Book Review: Winter of the World by Ken Follett


Rating: 3.5 / 5

Summarizing a 900+ page book is difficult.  Winter of the World takes place in the 20th century (more specifically 1933 to 1949) following four families: American, Russian, German, and British.  This second installment picks up where The Fall of Giants left off, focusing on a) the Walter and Maude’s daughter, Clara von Ulrich, b) the son of Grigori and Katerina Peshkov, Volodya, c) the son of Eth Leckwith and Earl Fitzherbert, Lloyd, d) the daughter of Lev Peshkov and Olga, Daisy, and e) the sons of Senator Gus Dewar and Rosa, Woody and Chuck.
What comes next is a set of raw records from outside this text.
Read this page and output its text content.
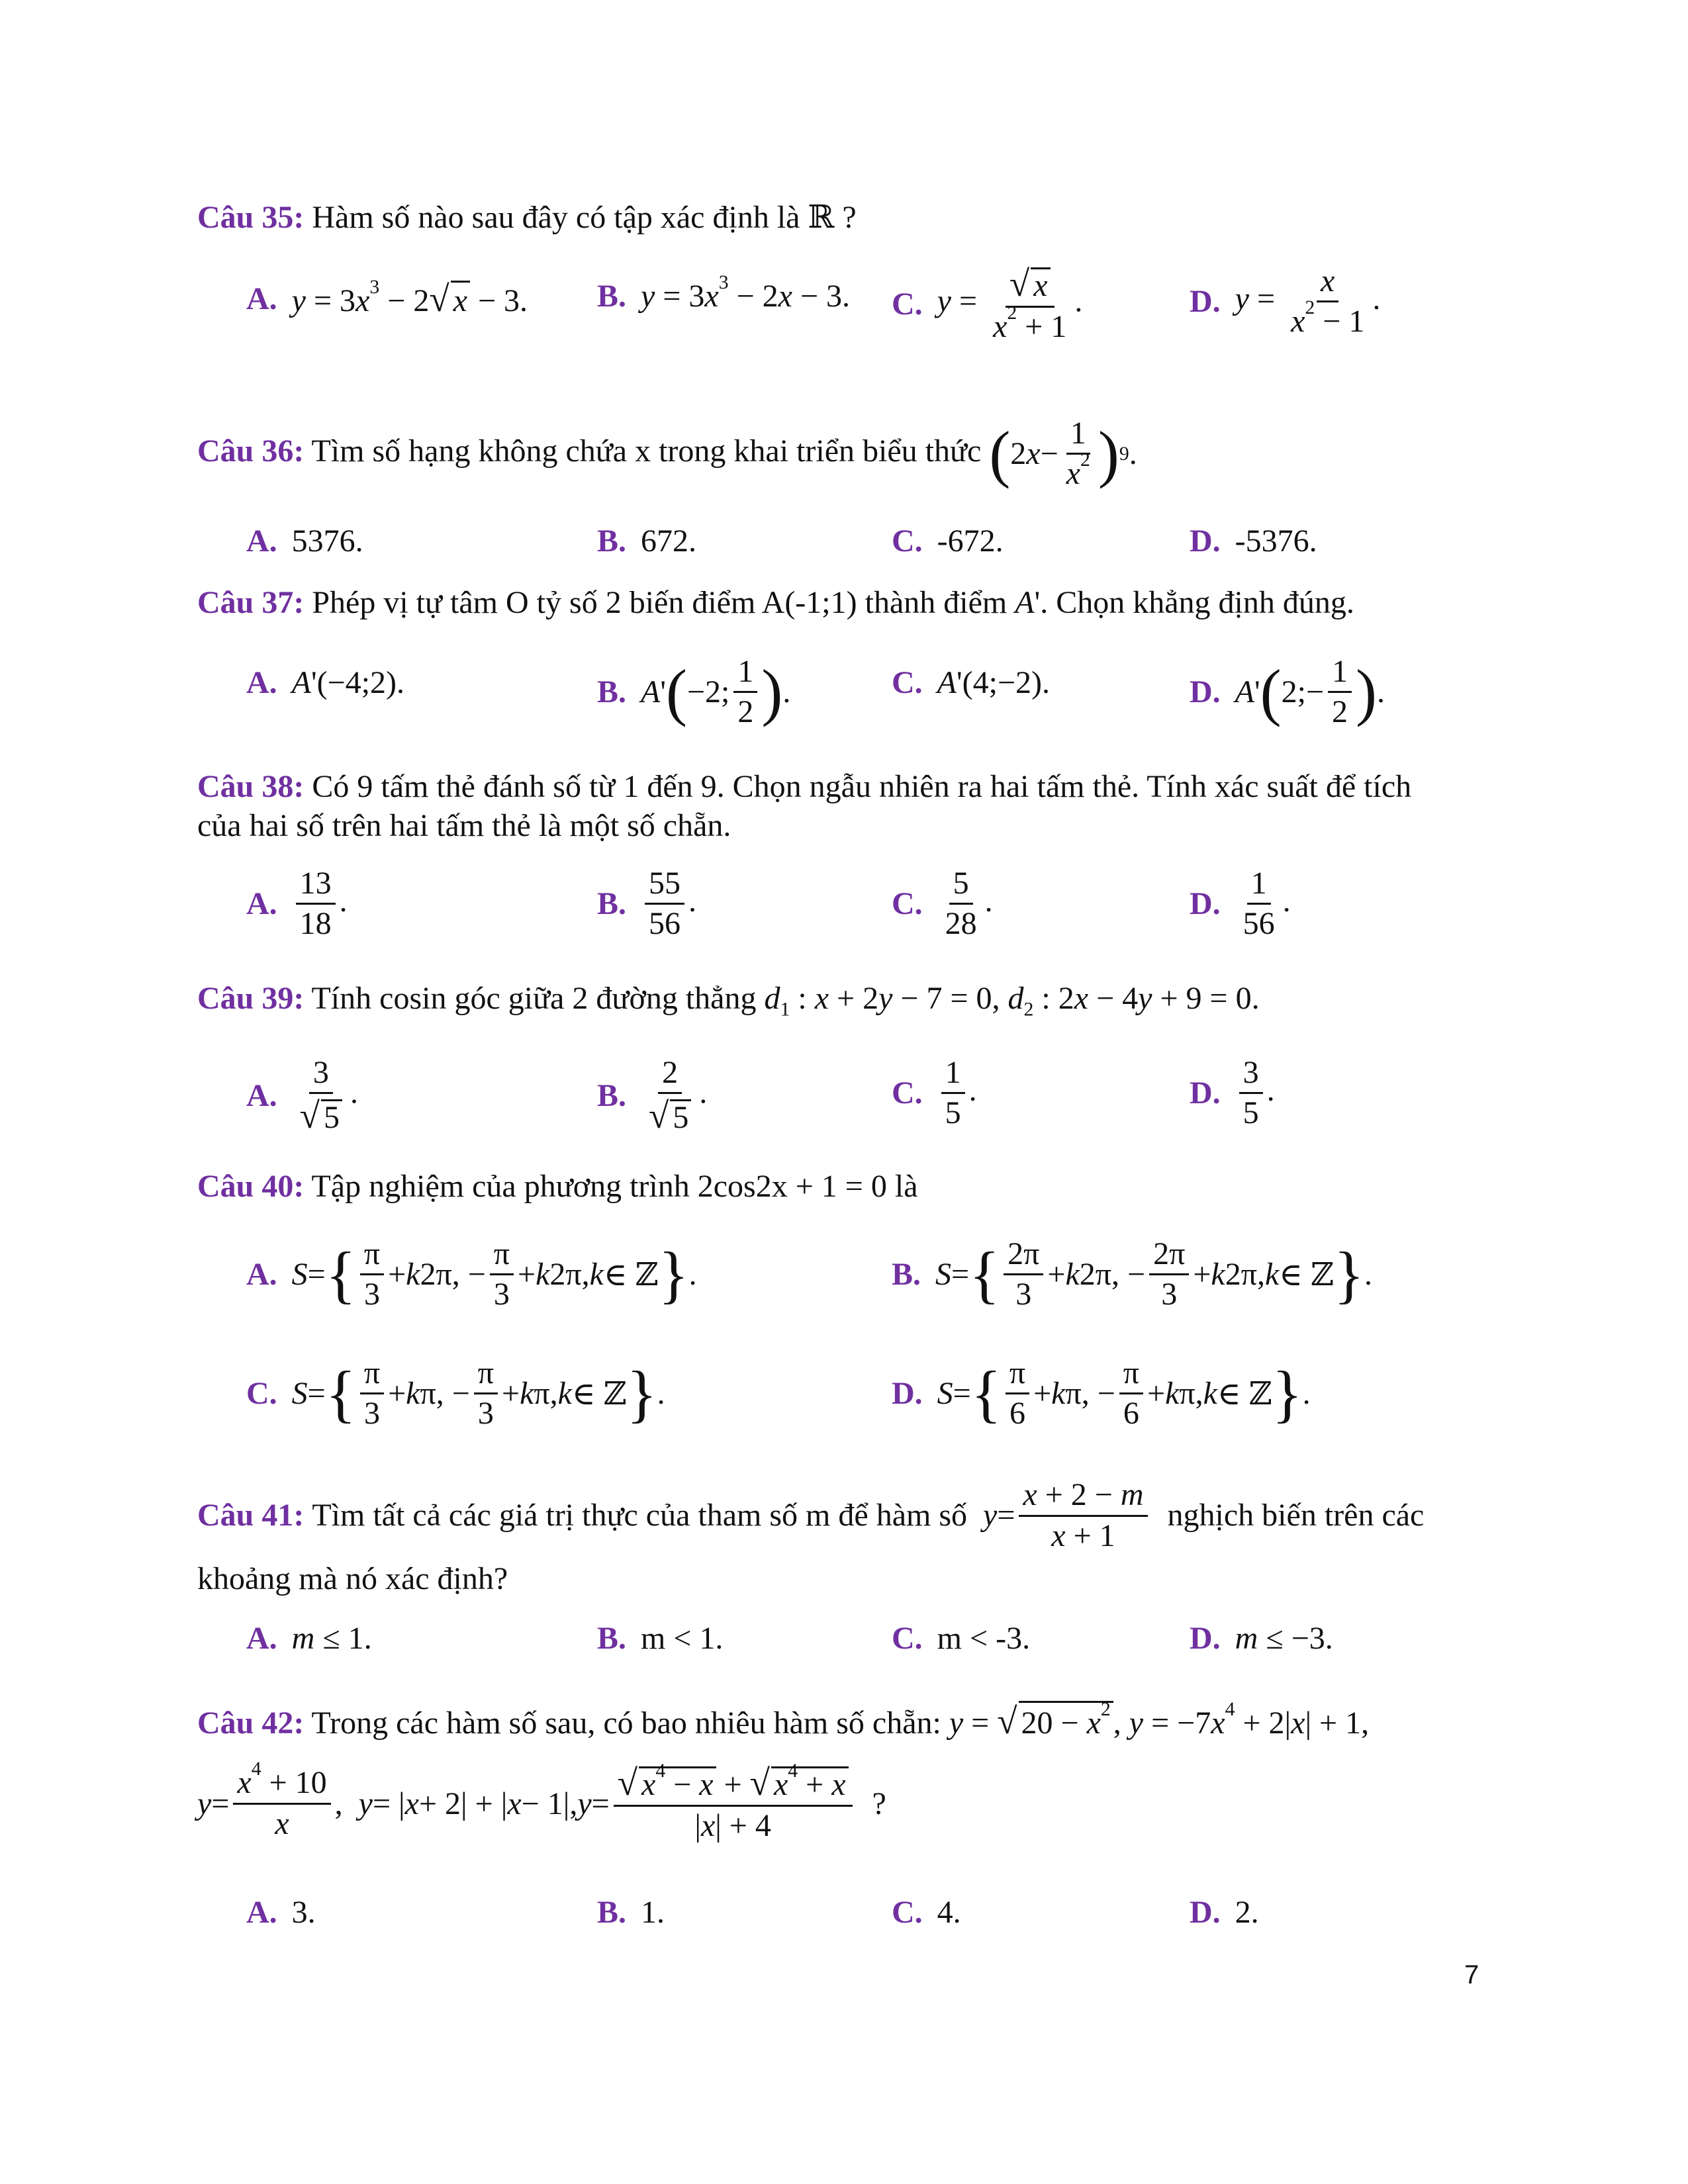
Câu 35: Hàm số nào sau đây có tập xác định là ℝ ?
A. $y = 3x^3 - 2√$ x − 3. B. $y = 3x^3 - 2x - 3$. C. $y = \frac{√ x}{x^2 + 1}$ .	D. $y = \frac{x}{x^2 - 1}$ .
Câu 36: Tìm số hạng không chứa x trong khai triển biểu thức ( 2 $x - \frac{1}{x^2}$ ) 9 .
A. 5376.	B. 672.	C. -672.	D. -5376.
Câu 37: Phép vị tự tâm O tỷ số 2 biến điểm A(-1;1) thành điểm A'. Chọn khẳng định đúng.
A. A'(−4;2).	B. A ' ( −2; $\frac{1}{2}$ ) .	C. A'(4;−2).	D. A ' ( 2;− $\frac{1}{2}$ ) .
Câu 38: Có 9 tấm thẻ đánh số từ 1 đến 9. Chọn ngẫu nhiên ra hai tấm thẻ. Tính xác suất để tích
của hai số trên hai tấm thẻ là một số chẵn.
A. $\frac{13}{18}$ .	B. $\frac{55}{56}$ .	C. $\frac{5}{28}$ .	D. $\frac{1}{56}$ .
Câu 39: Tính cosin góc giữa 2 đường thẳng $d_1$ : x + 2y − 7 = 0, $d_2$ : 2x − 4y + 9 = 0.
A. $\frac{3}{√ 5}$ .	B. $\frac{2}{√ 5}$ .	C. $\frac{1}{5}$ .	D. $\frac{3}{5}$ .
Câu 40: Tập nghiệm của phương trình 2cos2x + 1 = 0 là
A. S = { $\frac{\pi}{3} + k$ 2π, − $\frac{\pi}{3} + k$ 2π, k ∈ ℤ } .	B. S = { $\frac{2\pi}{3} + k$ 2π, − $\frac{2\pi}{3} + k$ 2π, k ∈ ℤ } .
C. S = { $\frac{\pi}{3} + k$ π, − $\frac{\pi}{3} + k$ π, k ∈ ℤ } .	D. S = { $\frac{\pi}{6} + k$ π, − $\frac{\pi}{6} + k$ π, k ∈ ℤ } .
Câu 41:
Tìm tất cả các giá trị thực của tham số m để hàm số
$y = \frac{x + 2 - m}{x + 1}$
nghịch biến trên các
khoảng mà nó xác định?
A. m ≤ 1.	B. m < 1.	C. m < -3.	D. m ≤ −3.
Câu 42: Trong các hàm số sau, có bao nhiêu hàm số chẵn: y = √ $20 - x^2$, $y = -7x^4 + 2|x| + 1$,
$y = \frac{x^4 + 10}{x}$ , y = | x + 2| + | x − 1|, $y = \frac{√ x^4 - x + √ x^4 + x}{|x| + 4}$ ?
A. 3.	B. 1.	C. 4.	D. 2.
7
I really enjoyed reading the historical accounts of various events, such as the Spanish Civil War, the attack on Pearl Harbor, and the battle/riot of Cable Street.  Follett does a great job humanizing all ideologies and beliefs during this tumultuous time.  It is easy to judge Nazis and Communists, but what Follett does very well is make readers get a glimpse of a different viewpoint.  Through Volodya, the Leckwith-Williams, and the von Ulrichs, it is understandable why people favored communism, socialism, and were skeptical or capitalism.  While reading this book, I wondered how my beliefs would be different had I been alive during that time.  In all honesty, I think this triology (or at least the first two installments) would be great reading for students who abhor history.  Follett’s rich storytelling of events is compelling, thought-provoking, and a great way to learn about history.